You never know what’s going to happen when you go fishing In Alaska. Some fishermen up there are set netters.

“They set their nets out,” says Joe Bob Brewster who ranches around Crystal Falls just outside of Breckenridge. He calls his ranch NPR, No Problem Ranch. He had an oil field supply business in Alaska for 30 years.

“In other words, they run the net out, like in the ocean. They run it out with a boat, and they have something anchored out there that they hook the net on, and they sit for two hours, ten hours, whatever. As the fish swim, they get hung up in the net. Then they take the salmon out, throw them in the boat, take them to the shore and sell them.”

Joe Bob was never too busy with his business to go fishing.

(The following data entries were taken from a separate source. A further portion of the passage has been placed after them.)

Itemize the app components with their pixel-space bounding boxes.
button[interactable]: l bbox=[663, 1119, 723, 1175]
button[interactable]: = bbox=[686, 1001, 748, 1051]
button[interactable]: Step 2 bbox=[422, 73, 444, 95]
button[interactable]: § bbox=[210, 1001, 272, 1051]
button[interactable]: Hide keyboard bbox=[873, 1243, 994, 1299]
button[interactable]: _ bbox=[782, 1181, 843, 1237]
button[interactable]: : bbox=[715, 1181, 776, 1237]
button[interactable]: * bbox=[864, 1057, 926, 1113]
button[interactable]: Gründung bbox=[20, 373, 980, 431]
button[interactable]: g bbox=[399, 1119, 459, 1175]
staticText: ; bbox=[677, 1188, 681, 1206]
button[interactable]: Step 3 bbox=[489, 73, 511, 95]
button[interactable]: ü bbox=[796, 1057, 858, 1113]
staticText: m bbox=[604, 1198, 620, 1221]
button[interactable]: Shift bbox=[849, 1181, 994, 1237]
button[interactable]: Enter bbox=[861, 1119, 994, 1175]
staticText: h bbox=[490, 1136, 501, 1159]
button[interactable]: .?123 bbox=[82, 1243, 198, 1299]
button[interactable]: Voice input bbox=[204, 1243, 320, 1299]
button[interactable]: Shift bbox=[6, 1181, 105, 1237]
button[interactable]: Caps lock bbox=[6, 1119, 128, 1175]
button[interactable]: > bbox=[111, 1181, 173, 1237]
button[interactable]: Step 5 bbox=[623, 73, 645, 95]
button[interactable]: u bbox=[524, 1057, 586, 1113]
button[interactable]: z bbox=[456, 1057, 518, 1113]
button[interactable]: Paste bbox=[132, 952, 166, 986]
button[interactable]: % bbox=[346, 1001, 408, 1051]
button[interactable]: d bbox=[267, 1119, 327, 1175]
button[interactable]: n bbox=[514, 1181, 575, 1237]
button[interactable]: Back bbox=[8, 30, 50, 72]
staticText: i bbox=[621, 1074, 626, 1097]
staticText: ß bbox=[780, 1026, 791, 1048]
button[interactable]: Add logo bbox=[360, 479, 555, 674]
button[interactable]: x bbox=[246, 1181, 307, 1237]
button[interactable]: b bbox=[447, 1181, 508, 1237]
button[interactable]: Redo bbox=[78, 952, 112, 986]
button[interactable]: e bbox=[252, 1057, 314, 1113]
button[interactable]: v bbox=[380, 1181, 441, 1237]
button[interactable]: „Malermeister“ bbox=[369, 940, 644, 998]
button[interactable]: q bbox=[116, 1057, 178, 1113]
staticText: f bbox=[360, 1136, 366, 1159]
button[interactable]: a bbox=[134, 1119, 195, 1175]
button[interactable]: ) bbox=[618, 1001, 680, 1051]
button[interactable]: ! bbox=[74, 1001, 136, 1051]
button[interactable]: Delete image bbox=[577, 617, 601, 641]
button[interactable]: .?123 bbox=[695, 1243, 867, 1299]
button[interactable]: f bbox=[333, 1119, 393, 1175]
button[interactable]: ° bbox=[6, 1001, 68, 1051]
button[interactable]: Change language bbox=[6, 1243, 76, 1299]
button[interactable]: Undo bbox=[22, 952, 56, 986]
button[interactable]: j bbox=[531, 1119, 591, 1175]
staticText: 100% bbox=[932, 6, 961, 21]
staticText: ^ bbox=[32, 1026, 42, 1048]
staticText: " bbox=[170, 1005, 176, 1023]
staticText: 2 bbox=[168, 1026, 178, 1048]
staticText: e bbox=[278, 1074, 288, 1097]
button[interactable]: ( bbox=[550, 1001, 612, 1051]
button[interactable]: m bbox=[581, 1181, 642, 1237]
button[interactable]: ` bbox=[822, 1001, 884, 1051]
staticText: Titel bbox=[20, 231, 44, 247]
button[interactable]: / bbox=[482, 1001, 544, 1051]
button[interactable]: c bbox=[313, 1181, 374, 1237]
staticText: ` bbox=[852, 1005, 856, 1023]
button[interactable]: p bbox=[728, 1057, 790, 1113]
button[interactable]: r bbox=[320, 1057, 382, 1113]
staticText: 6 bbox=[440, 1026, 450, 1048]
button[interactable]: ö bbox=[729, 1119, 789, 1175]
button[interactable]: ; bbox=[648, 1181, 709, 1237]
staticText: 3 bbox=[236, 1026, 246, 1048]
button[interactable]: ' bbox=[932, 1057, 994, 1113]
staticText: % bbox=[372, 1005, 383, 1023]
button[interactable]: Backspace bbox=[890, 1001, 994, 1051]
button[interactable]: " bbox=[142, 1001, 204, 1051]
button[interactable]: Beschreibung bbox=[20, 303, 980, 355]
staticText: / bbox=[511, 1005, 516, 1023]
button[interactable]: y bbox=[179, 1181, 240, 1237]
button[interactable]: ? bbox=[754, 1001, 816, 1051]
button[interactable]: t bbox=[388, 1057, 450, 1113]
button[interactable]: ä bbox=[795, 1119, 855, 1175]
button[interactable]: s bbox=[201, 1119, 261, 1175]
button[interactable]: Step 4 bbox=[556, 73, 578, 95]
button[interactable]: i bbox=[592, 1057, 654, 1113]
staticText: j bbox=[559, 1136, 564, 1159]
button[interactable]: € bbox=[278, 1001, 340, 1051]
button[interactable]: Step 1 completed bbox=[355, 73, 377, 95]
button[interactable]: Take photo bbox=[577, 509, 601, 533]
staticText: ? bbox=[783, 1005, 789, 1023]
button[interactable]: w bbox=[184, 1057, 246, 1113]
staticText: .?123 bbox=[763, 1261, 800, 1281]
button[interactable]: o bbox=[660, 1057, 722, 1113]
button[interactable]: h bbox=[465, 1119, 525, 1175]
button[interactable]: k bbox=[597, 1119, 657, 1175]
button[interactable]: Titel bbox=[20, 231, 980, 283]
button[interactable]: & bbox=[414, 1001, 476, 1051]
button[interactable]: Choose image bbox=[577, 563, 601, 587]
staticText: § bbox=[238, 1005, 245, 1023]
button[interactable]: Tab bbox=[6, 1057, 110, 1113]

“My brother-in-law and I were out there fishing one time in the middle of nowhere along the Naknek River when this lady drove up with her daughter and asked us if we had a can opener. We told her that we had one and asked if we could help her."

“She had a can with her, handed it over and asked if we could open it. She told us she had the remains of her husband in there, and that he had wanted to be cremated. He had been a set netter out here on the Naknek River and died during the winter. They couldn’t dig a hole to bury him because it was frozen. The lady said ‘I didn’t know what to do with him, so I just canned him. Like we can fish. I figured since we preserved fish, we’d just preserve him.’"

“So, we opened the can full of the woman’s husband’s ashes. She took it, and she and her daughter went down to the river, had some sort of little service, and, Ker plunk, you know, and poured out the ashes into the river. Then they came back, thanked us, and took off."

“We went down to the river and saw a circle of gray ashes where they had poured out the remains of her husband. About that time, a guy came up and was going to clean his fish. He was a set netter. He asked us what we were doing."

“We told him we were just fishing ad asked him not to clean his fish where those gray ashes were because the woman had just buried her husband. We told the man that the woman’s husband had been a set netter. The man pondered a moment and said ‘I wonder if I knew him. What’s his name?’ We told him his first name was George, but we didn’t remember his last name."

“So, this guy goes out there, looks into the river, and sees that gray circle. He came back up and said, ‘one thing about it, I’ll have to say that I don’t recognize him.’”

“The man then said, ‘out of respect, I’ll go down the river a little ways to clean my fish.’”

Joe Bob says that is sure one fishing trip he’ll remember for a long time.